Concerns raised over outsourcing in the financial sector

10 November 2020

The Financial Stability Board (FSB) is seeking to understand risks arising from outsourcing and third-party relationships.

The FSB, an international oversight body, has launched a consultation on challenges around management of outsourcing and third-party risks in the finance sector.

A discussion paper identified concerns around the “changing landscape” and the ability to access and audit third-parties, lack of oversight, and systemic risks around dependency on a concentrated number of service providers. This is especially relevant as reliance on third-party technologies increases.

The FSB said: “Financial institutions have to ensure that their contractual agreements with third-parties grant to them, as well as to supervisory and resolution authorities, appropriate rights to access, audit and obtain information from third parties. 

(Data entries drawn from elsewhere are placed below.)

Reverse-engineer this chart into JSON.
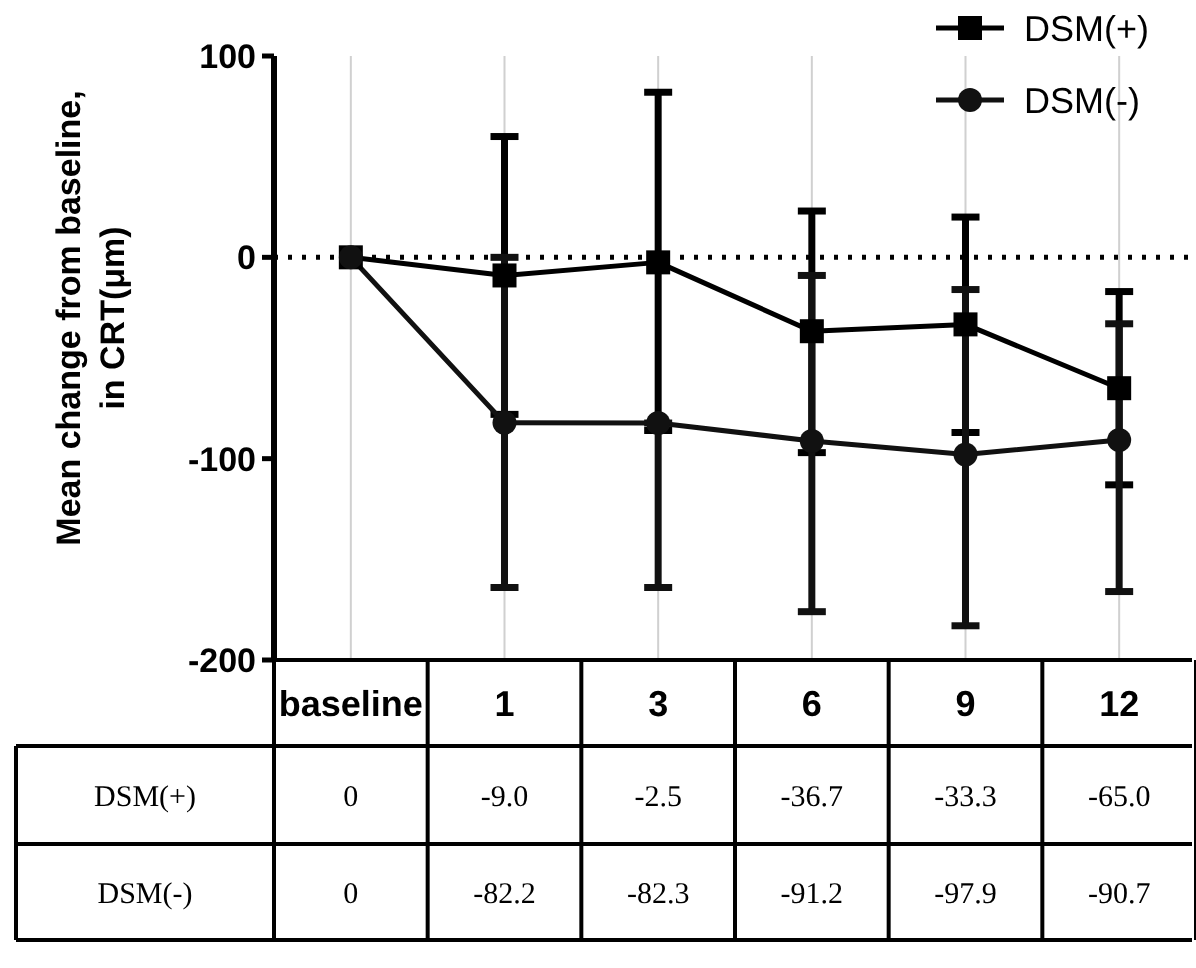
{
  "chart_data": {
    "type": "line",
    "ylabel": "Mean change from baseline, in CRT(μm)",
    "categories": [
      "baseline",
      "1",
      "3",
      "6",
      "9",
      "12"
    ],
    "ylim": [
      -200,
      100
    ],
    "yticks": [
      -200,
      -100,
      0,
      100
    ],
    "grid": "x",
    "legend": "top right",
    "line_style": "solid",
    "ref_lines": [
      {
        "axis": "y",
        "value": 0,
        "line_style": "dotted"
      }
    ],
    "series": [
      {
        "name": "DSM(+)",
        "color": "#000000",
        "marker": "square",
        "values": [
          0,
          -9.0,
          -2.5,
          -36.7,
          -33.3,
          -65.0
        ],
        "value_labels": [
          "0",
          "-9.0",
          "-2.5",
          "-36.7",
          "-33.3",
          "-65.0"
        ],
        "errors": [
          null,
          [
            -78,
            60
          ],
          [
            -86,
            82
          ],
          [
            -97,
            23
          ],
          [
            -87,
            20
          ],
          [
            -113,
            -17
          ]
        ]
      },
      {
        "name": "DSM(-)",
        "color": "#111111",
        "marker": "circle",
        "values": [
          0,
          -82.2,
          -82.3,
          -91.2,
          -97.9,
          -90.7
        ],
        "value_labels": [
          "0",
          "-82.2",
          "-82.3",
          "-91.2",
          "-97.9",
          "-90.7"
        ],
        "errors": [
          null,
          [
            -164,
            0
          ],
          [
            -164,
            -82.3
          ],
          [
            -176,
            -9
          ],
          [
            -183,
            -16
          ],
          [
            -166,
            -33
          ]
        ]
      }
    ]
  }
}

“These rights can be challenging to negotiate and exercise, particularly in a multi-jurisdictional context.”

The paper said “systemic risk could arise” if a large number of financial institutions depended on a few dominant third-party providers for critical services. 

It said: “A major disruption, outage or failure at one of these third parties could create a single point of failure with potential adverse consequences for financial stability and/or the safety and soundness of multiple financial institutions.”

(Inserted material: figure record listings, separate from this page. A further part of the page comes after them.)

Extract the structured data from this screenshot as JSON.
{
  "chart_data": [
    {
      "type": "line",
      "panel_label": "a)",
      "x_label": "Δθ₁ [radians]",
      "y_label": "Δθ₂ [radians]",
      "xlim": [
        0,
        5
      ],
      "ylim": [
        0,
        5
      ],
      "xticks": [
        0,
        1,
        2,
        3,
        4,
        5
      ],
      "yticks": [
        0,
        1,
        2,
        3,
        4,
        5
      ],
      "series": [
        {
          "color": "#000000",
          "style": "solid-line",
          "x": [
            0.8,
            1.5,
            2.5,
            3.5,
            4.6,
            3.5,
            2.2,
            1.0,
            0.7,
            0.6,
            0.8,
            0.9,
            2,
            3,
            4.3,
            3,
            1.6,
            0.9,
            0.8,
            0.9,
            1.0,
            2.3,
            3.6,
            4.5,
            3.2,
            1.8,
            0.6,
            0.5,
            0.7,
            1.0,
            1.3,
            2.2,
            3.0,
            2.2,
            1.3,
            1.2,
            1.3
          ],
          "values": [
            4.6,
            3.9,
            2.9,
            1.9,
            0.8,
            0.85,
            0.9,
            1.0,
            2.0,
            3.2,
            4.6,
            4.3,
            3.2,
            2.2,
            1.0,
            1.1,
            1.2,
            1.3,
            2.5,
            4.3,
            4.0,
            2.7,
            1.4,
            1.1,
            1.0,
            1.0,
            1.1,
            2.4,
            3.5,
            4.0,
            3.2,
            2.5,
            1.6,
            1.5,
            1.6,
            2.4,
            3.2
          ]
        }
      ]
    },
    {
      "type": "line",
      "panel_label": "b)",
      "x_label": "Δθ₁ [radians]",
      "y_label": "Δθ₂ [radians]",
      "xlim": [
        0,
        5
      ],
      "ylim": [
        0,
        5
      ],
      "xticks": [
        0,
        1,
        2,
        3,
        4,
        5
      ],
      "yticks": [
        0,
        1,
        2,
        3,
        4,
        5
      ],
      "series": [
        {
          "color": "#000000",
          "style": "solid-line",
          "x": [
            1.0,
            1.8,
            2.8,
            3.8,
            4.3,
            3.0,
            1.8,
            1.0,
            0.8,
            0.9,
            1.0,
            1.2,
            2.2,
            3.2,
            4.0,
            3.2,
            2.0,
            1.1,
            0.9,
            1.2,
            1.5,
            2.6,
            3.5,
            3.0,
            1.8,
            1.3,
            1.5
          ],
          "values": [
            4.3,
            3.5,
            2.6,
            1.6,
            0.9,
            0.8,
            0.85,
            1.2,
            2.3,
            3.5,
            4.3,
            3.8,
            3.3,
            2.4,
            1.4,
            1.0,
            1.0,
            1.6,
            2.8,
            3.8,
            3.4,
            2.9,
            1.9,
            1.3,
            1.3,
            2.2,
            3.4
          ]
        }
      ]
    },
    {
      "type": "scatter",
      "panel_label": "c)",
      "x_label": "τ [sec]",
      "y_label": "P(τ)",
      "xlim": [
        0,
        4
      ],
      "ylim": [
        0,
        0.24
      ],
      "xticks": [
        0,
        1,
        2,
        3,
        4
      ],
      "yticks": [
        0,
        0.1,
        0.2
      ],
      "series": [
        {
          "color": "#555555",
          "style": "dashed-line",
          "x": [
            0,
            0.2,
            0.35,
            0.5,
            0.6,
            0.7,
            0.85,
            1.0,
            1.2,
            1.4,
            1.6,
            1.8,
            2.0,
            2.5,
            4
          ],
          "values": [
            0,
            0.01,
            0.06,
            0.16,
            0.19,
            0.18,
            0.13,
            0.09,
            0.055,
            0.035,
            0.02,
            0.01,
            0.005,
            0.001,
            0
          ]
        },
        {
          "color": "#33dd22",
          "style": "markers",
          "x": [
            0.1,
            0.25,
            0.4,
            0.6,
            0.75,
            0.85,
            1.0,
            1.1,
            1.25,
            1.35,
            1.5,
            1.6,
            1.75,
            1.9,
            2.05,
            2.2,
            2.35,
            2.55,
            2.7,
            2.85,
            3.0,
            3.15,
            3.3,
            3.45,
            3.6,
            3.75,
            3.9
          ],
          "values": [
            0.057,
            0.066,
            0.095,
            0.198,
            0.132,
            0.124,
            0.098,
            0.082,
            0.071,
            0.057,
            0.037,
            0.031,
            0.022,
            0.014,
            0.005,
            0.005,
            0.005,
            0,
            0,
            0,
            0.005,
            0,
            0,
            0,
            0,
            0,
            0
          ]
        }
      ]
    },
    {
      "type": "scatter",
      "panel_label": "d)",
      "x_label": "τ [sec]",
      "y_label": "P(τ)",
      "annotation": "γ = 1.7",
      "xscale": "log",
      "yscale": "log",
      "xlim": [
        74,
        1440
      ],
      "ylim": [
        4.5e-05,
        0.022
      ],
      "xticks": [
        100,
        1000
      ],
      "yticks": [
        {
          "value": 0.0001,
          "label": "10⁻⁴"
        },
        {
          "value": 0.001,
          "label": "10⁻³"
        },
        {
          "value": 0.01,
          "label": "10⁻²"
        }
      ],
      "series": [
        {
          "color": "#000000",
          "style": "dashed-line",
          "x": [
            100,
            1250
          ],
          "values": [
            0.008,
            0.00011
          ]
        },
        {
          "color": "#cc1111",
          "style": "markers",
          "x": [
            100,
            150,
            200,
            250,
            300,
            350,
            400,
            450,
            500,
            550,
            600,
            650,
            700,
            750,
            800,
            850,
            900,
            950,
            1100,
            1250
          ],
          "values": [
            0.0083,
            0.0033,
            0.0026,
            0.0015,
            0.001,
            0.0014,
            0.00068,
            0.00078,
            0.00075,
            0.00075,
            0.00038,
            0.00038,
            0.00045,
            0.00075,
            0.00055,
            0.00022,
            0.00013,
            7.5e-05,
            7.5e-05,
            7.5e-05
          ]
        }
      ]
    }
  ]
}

The FSB said there were concerns with how “the identification, mapping, monitoring and oversight of third-parties” within the financial sector is “consistently less developed”, with little or incomplete data.

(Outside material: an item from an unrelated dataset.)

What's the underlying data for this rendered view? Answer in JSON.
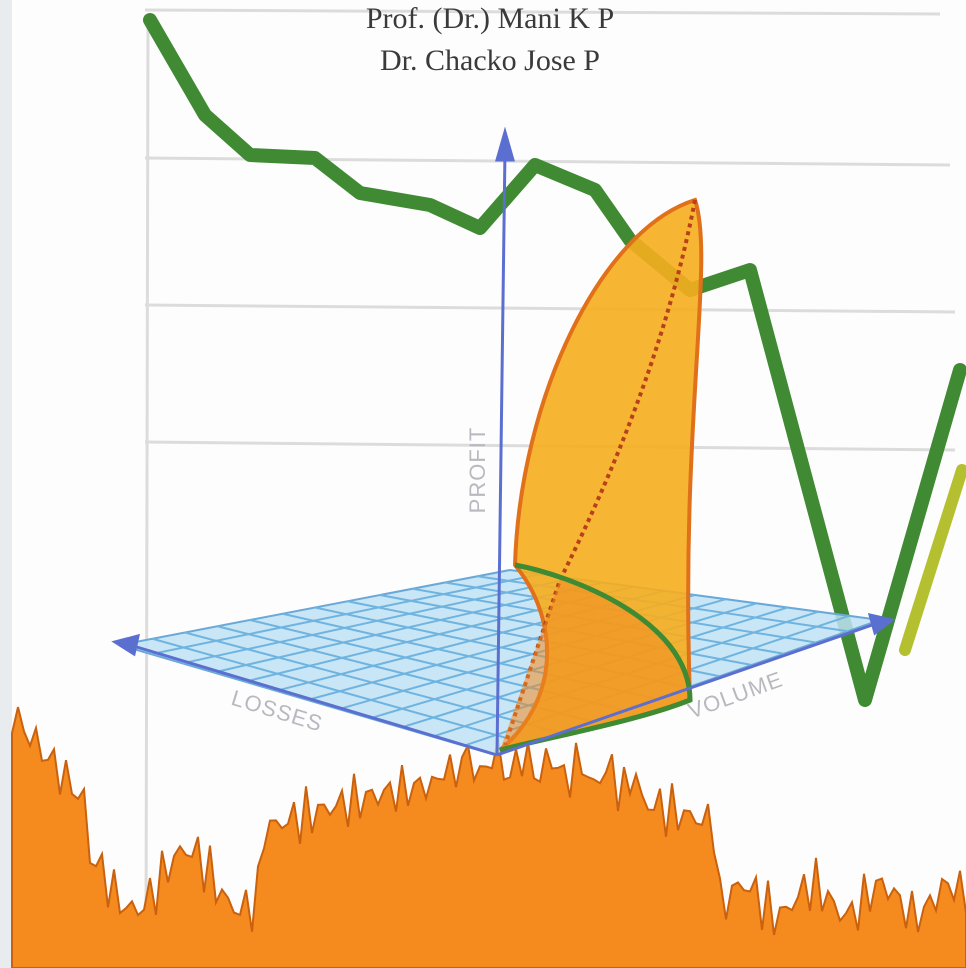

“There is a growing awareness of the importance of identifying and mapping those third-parties whose disruption or failure could impact financial institutions or financial stability and improve their understanding of third-party interconnectedness in the financial system. This is in turn giving rise to a number of regulatory and supervisory initiatives,” it said.

Identifying risks from subcontractors in the outsourced supply chain is also a practical challenge for both financial institutions and supervisory authorities, especially as some cases found outsourcing involved up to 20 providers. 

There was limited ability for contracts to “bind or influence” a third party’s subcontractors and this “decreases the longer and more complex the supply chain becomes”, said the paper.

The consultation runs until 8 January 2021.